DIE USA BEGREIFEN CHINAS ÖKONOMISCHE UND MILITÄRISCHE MACHT : Hausaufgaben für Rumsfeld
Kaum zu glauben, dass der US-Verteidigungsminister Donald Rumsfeld erst gestern zum ersten Mal China besucht hat. Es ist höchste Zeit, denn die Beziehungen zwischen den beiden Großmächten sind so schlecht wie lange nicht mehr. Natürlich hat China offiziell in keiner Weise angedeutet, die USA herausfordern zu wollen. Doch wird immer deutlicher, dass die Chinesen nicht nur wirtschaftlich ein Comeback feiern, sondern auch Machtpolitik dort betreiben wollen, wo sie meinen mitreden zu müssen: in Asien.
Das zeigte sich in diesem Sommer. China hatte – gemeinsam mit Russland – einige zentralasiatische Republiken dazu veranlasst, die USA mit ihren Militärstützpunkten hinauszukomplimentieren. Peking will damit der stets als Provokation verstandenen „Umzingelung“ durch die USA ein Ende bereiten. Als weiteres Signal wurde im Pentagon auch gedeutet, dass im August China und Russland zum ersten Mal in ihrer Geschichte ein gemeinsames Militärmanöver abhielten. Dabei kämpften die Nachbarn gegen eine fiktive dritte Macht, die selbstverständlich nicht USA hieß. Die Regierung Bush, die anfänglich gerne auch das Problem Nordkorea und seine trotzige Atompolitik mehr mit Peitsche denn mit Zuckerbrot ausräumen wollte, dann aber von China gebremst und an den Verhandlungstisch gesetzt wurde, muss mehr und mehr einsehen, dass ihr im asiatischen Raum eine ernsthafte Konkurrenz erwächst.
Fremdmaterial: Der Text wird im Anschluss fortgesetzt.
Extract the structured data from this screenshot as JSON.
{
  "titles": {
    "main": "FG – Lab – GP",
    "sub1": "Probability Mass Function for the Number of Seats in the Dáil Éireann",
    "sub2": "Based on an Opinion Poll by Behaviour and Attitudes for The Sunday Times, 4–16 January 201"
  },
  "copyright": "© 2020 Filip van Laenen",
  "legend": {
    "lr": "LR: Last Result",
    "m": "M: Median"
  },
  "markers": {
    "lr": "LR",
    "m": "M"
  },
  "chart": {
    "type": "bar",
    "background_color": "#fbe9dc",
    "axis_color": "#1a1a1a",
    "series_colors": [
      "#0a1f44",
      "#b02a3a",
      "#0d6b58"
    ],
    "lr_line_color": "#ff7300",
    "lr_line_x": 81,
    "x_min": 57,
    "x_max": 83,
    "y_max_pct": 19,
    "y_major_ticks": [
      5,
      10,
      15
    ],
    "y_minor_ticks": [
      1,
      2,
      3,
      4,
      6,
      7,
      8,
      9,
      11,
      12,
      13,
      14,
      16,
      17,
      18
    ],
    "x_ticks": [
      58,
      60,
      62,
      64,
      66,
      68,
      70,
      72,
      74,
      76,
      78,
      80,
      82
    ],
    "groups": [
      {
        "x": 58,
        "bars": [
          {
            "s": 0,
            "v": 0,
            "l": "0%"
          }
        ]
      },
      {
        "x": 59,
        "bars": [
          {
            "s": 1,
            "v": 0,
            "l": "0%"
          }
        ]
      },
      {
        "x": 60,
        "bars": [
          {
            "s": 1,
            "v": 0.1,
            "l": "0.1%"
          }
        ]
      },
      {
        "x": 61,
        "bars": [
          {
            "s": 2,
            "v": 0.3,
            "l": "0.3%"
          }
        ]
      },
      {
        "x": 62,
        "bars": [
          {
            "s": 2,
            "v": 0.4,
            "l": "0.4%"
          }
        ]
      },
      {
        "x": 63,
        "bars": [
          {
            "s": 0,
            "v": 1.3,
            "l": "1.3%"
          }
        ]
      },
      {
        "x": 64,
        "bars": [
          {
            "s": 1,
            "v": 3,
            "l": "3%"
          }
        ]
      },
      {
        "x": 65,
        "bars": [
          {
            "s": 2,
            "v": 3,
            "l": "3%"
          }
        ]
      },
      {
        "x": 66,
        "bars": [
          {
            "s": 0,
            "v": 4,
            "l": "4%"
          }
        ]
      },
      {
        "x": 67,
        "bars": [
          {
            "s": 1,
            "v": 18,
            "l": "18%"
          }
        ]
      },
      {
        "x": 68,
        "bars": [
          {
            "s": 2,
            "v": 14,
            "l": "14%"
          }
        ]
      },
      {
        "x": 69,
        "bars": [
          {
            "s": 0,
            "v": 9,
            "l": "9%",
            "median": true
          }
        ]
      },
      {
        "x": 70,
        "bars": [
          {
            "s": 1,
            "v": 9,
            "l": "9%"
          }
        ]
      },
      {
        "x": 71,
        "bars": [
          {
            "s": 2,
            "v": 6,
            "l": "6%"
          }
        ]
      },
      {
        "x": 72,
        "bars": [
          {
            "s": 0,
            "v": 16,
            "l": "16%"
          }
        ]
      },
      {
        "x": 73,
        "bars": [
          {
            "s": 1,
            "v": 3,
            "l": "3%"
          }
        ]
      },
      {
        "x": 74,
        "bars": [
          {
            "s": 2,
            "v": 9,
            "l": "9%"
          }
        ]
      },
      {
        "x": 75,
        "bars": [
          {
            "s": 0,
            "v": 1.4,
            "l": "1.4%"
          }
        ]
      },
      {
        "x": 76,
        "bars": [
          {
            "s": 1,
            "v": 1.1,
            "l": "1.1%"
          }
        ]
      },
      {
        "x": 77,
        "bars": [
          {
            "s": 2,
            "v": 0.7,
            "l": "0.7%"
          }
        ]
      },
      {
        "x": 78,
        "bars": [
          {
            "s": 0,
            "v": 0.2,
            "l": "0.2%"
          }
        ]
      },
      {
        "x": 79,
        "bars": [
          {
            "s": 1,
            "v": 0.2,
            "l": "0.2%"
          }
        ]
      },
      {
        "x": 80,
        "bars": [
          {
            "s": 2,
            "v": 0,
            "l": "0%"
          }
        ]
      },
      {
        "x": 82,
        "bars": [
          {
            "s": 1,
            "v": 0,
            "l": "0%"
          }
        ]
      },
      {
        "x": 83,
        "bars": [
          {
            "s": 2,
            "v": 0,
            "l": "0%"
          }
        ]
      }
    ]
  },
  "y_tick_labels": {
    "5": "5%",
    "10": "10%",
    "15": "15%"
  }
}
Dabei geht es nicht mehr nur um Billigprodukte „Made in China“, sondern neuerdings um eine Macht mit dem drittgrößten Militärbudget der Welt und den weltweit größten Devisenreserven.
So viele Milliarden Dollar liegen in Chinas Banken herum, dass US-Währungspolitik nicht mehr allein in Washington gemacht werden kann. Damit wächst nicht nur die Konkurrenz, sondern auch die gegenseitige Abhängigkeit der beiden Schwergewichte. Das in Realpolitik umzusetzen, ist die dringlichste Aufgabe Washingtons. Noch haben aber nicht alle Politiker dort verstanden, dass China sich längst nicht mehr unter Druck setzen lässt.